Ante à previsível reação de Aurora, acalmou-a – Não, não! Estás a ver que eu não estou a insinuar coisa alguma... lá isso, não! Tal não é, nem nunca haverá de ser do teu feitio! Ah, minha rica menina! É preciso perceber se ele te ama para todas as horas e não apenas para os minutos de seu bel prazer – e tirou então, do baú de suas experiências, a assertiva de que a maioria dos homens (pelo menos os daquela época), está pouco a se importar em ver suas mulheres alcandoradas, antes, durante e após fazer amor. Quase todos querem, na verdade, apenas que elas fiquem a satisfazê-los, em seus caprichos de macho.
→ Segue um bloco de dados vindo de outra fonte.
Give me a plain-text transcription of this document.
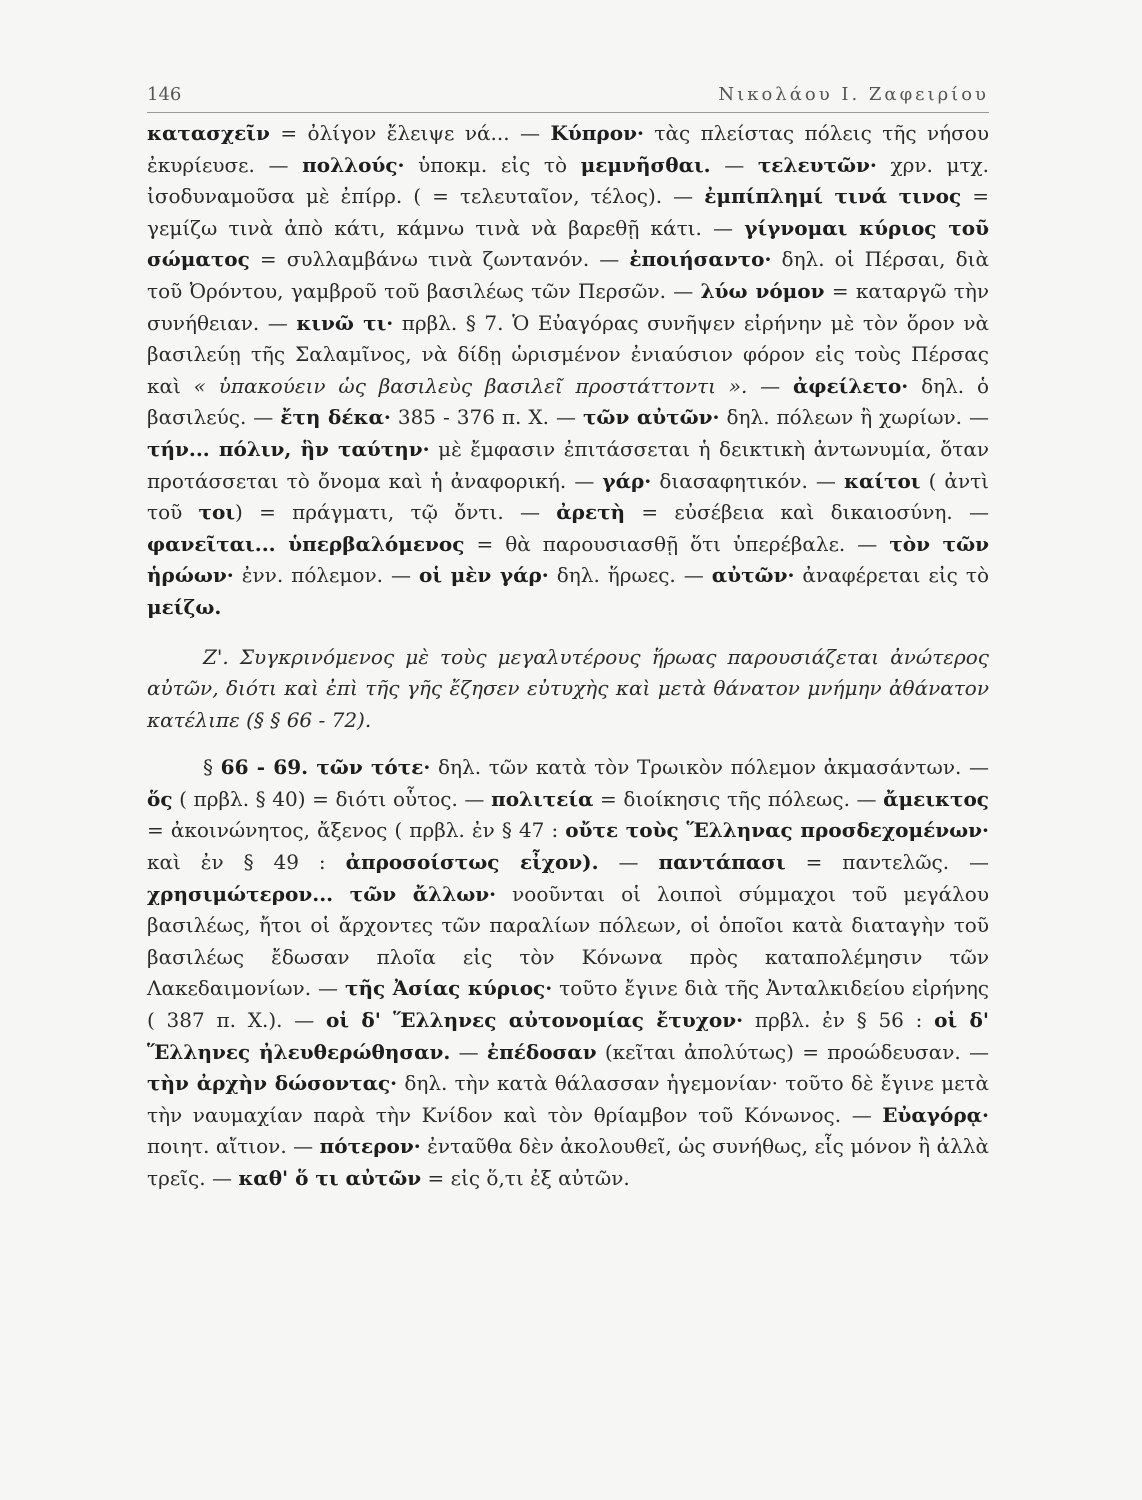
146	Νικολάου Ι. Ζαφειρίου

κατασχεῖν = ὀλίγον ἔλειψε νά... — Κύπρον· τὰς πλείστας πόλεις τῆς νήσου ἐκυρίευσε. — πολλούς· ὑποκμ. εἰς τὸ μεμνῆσθαι. — τελευτῶν· χρν. μτχ. ἰσοδυναμοῦσα μὲ ἐπίρρ. ( = τελευταῖον, τέλος). — ἐμπίπλημί τινά τινος = γεμίζω τινὰ ἀπὸ κάτι, κάμνω τινὰ νὰ βαρεθῇ κάτι. — γίγνομαι κύριος τοῦ σώματος = συλλαμβάνω τινὰ ζωντανόν. — ἐποιήσαντο· δηλ. οἱ Πέρσαι, διὰ τοῦ Ὀρόντου, γαμβροῦ τοῦ βασιλέως τῶν Περσῶν. — λύω νόμον = καταργῶ τὴν συνήθειαν. — κινῶ τι· πρβλ. § 7. Ὁ Εὐαγόρας συνῆψεν εἰρήνην μὲ τὸν ὅρον νὰ βασιλεύῃ τῆς Σαλαμῖνος, νὰ δίδῃ ὡρισμένον ἐνιαύσιον φόρον εἰς τοὺς Πέρσας καὶ « ὑπακούειν ὡς βασιλεὺς βασιλεῖ προστάττοντι ». — ἀφείλετο· δηλ. ὁ βασιλεύς. — ἔτη δέκα· 385 - 376 π. Χ. — τῶν αὐτῶν· δηλ. πόλεων ἢ χωρίων. — τήν... πόλιν, ἣν ταύτην· μὲ ἔμφασιν ἐπιτάσσεται ἡ δεικτικὴ ἀντωνυμία, ὅταν προτάσσεται τὸ ὄνομα καὶ ἡ ἀναφορική. — γάρ· διασαφητικόν. — καίτοι ( ἀντὶ τοῦ τοι) = πράγματι, τῷ ὄντι. — ἀρετὴ = εὐσέβεια καὶ δικαιοσύνη. — φανεῖται... ὑπερβαλόμενος = θὰ παρουσιασθῇ ὅτι ὑπερέβαλε. — τὸν τῶν ἡρώων· ἐνν. πόλεμον. — οἱ μὲν γάρ· δηλ. ἥρωες. — αὐτῶν· ἀναφέρεται εἰς τὸ μείζω.

Ζ'. Συγκρινόμενος μὲ τοὺς μεγαλυτέρους ἥρωας παρουσιάζεται ἀνώτερος αὐτῶν, διότι καὶ ἐπὶ τῆς γῆς ἔζησεν εὐτυχὴς καὶ μετὰ θάνατον μνήμην ἀθάνατον κατέλιπε (§ § 66 - 72).

§ 66 - 69. τῶν τότε· δηλ. τῶν κατὰ τὸν Τρωικὸν πόλεμον ἀκμασάντων. — ὅς ( πρβλ. § 40) = διότι οὗτος. — πολιτεία = διοίκησις τῆς πόλεως. — ἄμεικτος = ἀκοινώνητος, ἄξενος ( πρβλ. ἐν § 47 : οὔτε τοὺς Ἕλληνας προσδεχομένων· καὶ ἐν § 49 : ἀπροσοίστως εἶχον). — παντάπασι = παντελῶς. — χρησιμώτερον... τῶν ἄλλων· νοοῦνται οἱ λοιποὶ σύμμαχοι τοῦ μεγάλου βασιλέως, ἤτοι οἱ ἄρχοντες τῶν παραλίων πόλεων, οἱ ὁποῖοι κατὰ διαταγὴν τοῦ βασιλέως ἔδωσαν πλοῖα εἰς τὸν Κόνωνα πρὸς καταπολέμησιν τῶν Λακεδαιμονίων. — τῆς Ἀσίας κύριος· τοῦτο ἔγινε διὰ τῆς Ἀνταλκιδείου εἰρήνης ( 387 π. Χ.). — οἱ δ' Ἕλληνες αὐτονομίας ἔτυχον· πρβλ. ἐν § 56 : οἱ δ' Ἕλληνες ἠλευθερώθησαν. — ἐπέδοσαν (κεῖται ἀπολύτως) = προώδευσαν. — τὴν ἀρχὴν δώσοντας· δηλ. τὴν κατὰ θάλασσαν ἡγεμονίαν· τοῦτο δὲ ἔγινε μετὰ τὴν ναυμαχίαν παρὰ τὴν Κνίδον καὶ τὸν θρίαμβον τοῦ Κόνωνος. — Εὐαγόρᾳ· ποιητ. αἴτιον. — πότερον· ἐνταῦθα δὲν ἀκολουθεῖ, ὡς συνήθως, εἷς μόνον ἢ ἀλλὰ τρεῖς. — καθ' ὅ τι αὐτῶν = εἰς ὅ,τι ἐξ αὐτῶν.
Aurora tentou dizer – Mas o Hernando... – calou-se, porém, incerta quanto ao que ia completar, enquanto a amiga explicava – Os machos orgulham-se de seus membros viris e até se comparam, entre eles, as grossuras e tamanhos, mas troçam das partes íntimas de nós, mulheres. Alguns chegam até a demonstrar nojo de chegar a face perto de nossas partes íntimas, acham uma coisa feia de se ver e, quando se aventuram a olhar, dizem a rir que “aquela coisa sabe a bacalhau” – factos para os quais Aurita jamais atinara e tudo isso a deixou impressionada – Mas são todos assim ?! – Lucinda balançou a cabeça – Salvam-se alguns.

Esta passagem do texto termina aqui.